Sauerbrunn and Kennedy noticeably have a very high win percentage while still being above the 75th percentile of aerial duels per 90. As is evident by looking at the chart, more aerial duels appears to correlate with a winning percentage approaching around 45%.

Finally, I looked at how each team compares. The Western New York Flash stands out for having four players -Erceg, Kennedy, McDonald, and Mewis – clustered in the top-right corner of the chart. No other team has a cluster like that.

Screen Shot 2016-11-03 at 6.54.58 PM.png

Meanwhile, have a look at the Seattle Reign. Their players are generally clustered behind the 75th percentile.

screen-shot-2016-11-03-at-6-58-57-pm

An interesting follow-up to this chart would be to break down the per 90 and win percentage by location. Each match with complete location data has the location of each aerial duel logged, so this is something that should be possible to visualize and analyze once a way of coding through the matches and sorting out the aerial duels by location is resolved.

Another more complex follow-up question is what happens after each of these aerial duels.
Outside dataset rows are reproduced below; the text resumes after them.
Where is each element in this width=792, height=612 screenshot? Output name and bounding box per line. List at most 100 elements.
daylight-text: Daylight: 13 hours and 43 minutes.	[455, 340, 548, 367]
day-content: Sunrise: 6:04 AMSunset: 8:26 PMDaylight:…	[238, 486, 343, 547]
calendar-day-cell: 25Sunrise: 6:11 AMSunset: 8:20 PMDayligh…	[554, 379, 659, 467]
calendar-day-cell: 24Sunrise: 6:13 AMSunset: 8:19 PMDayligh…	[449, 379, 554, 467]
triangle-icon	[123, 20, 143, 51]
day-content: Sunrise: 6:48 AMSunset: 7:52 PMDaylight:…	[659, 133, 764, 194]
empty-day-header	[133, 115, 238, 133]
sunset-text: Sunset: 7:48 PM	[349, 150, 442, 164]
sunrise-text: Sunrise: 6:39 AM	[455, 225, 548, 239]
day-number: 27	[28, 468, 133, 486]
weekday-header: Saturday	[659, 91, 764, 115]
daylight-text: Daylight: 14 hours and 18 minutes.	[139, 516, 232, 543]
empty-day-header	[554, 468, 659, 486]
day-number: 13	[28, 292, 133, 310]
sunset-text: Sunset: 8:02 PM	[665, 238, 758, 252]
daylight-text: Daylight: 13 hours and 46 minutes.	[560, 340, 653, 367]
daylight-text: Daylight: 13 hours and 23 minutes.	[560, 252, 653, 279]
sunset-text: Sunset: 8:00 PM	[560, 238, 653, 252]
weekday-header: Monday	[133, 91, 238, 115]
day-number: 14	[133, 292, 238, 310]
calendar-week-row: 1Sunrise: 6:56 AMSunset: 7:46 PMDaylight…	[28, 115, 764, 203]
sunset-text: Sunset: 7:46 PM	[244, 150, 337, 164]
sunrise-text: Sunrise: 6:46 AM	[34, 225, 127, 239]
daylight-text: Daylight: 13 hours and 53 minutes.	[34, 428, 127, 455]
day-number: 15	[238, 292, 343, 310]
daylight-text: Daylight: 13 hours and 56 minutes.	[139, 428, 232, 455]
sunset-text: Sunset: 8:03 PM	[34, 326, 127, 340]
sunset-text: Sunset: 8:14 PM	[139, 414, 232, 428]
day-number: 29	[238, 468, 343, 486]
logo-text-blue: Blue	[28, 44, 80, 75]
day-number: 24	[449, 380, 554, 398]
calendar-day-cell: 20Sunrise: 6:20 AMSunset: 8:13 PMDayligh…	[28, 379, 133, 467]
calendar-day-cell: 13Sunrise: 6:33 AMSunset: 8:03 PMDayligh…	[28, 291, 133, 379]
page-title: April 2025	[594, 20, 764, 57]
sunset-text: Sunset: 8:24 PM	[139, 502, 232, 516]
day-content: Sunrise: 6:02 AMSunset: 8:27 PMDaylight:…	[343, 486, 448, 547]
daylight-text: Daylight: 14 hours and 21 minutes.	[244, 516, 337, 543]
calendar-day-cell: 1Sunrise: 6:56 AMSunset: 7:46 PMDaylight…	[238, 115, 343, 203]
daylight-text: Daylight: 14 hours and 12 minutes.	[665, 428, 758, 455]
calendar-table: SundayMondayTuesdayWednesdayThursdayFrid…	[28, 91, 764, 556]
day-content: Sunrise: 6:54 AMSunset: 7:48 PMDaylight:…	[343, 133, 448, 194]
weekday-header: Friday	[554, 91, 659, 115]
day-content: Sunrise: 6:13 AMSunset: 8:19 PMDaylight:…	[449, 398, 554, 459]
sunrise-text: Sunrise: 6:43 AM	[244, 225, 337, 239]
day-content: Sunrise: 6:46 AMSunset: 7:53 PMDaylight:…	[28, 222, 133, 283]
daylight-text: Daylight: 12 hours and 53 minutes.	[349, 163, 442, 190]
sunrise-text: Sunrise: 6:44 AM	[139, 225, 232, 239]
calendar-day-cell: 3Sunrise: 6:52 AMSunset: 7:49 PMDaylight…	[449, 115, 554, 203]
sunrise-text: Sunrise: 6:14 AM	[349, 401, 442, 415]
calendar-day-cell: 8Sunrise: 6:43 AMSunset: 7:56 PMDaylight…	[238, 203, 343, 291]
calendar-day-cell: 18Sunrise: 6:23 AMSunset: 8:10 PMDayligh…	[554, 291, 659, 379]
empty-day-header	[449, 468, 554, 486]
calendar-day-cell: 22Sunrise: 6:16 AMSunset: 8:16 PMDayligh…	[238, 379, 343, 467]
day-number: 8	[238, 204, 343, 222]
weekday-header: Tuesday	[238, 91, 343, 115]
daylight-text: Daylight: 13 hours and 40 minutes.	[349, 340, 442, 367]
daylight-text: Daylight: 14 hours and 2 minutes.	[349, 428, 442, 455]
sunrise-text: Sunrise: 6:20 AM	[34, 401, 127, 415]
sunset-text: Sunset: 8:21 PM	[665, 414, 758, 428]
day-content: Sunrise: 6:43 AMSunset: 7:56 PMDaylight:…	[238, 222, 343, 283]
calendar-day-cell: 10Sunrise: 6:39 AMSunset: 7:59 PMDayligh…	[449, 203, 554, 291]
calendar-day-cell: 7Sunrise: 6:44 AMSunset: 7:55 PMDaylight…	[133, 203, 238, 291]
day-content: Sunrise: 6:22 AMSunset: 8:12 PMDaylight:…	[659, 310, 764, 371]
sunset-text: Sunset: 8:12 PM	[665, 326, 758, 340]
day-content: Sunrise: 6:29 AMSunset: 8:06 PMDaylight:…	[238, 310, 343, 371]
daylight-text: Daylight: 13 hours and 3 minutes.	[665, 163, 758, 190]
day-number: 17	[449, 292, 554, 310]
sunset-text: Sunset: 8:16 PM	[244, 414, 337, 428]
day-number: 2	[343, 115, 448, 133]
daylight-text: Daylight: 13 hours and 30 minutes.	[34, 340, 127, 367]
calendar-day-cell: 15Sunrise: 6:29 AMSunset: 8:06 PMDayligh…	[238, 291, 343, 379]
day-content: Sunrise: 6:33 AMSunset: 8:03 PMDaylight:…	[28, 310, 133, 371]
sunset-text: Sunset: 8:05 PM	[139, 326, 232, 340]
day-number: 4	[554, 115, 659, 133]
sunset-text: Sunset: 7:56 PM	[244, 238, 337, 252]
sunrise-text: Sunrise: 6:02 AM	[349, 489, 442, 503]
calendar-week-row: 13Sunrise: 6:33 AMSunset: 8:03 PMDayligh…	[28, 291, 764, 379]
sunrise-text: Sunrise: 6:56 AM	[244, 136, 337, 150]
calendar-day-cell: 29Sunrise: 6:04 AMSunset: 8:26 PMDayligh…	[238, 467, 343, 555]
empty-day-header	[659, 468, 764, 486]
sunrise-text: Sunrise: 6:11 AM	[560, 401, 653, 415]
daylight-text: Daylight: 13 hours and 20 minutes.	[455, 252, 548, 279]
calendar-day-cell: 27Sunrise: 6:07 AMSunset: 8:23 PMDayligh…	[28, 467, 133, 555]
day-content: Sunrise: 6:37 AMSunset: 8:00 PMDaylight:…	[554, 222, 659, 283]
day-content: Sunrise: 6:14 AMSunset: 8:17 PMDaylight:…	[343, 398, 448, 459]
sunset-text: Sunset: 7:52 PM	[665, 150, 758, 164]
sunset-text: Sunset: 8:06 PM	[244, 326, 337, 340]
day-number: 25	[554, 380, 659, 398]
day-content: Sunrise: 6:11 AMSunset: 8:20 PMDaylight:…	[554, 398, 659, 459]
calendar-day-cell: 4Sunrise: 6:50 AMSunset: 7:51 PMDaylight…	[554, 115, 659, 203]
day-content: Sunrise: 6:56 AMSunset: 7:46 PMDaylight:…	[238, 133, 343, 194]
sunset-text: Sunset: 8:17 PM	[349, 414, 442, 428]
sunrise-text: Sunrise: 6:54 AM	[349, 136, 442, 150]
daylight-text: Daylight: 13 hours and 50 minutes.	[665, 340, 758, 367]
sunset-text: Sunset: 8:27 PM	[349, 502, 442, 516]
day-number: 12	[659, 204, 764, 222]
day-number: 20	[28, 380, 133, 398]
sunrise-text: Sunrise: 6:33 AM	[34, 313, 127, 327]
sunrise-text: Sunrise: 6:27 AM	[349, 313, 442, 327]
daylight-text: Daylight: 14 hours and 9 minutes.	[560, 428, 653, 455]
If it went out of bounds, it was recovered by a teammate of the player who won the aerial duel, if it was cleared away, if the aerial duel resulted in a foul, and so on. This data is deep in the spreadsheet that is logged for each match and I haven’t yet figured out an easy way to do that type of analysis, but it is going to be worth digging into.

In the meanwhile, feel free to dig through the chart and have a look at this for yourself!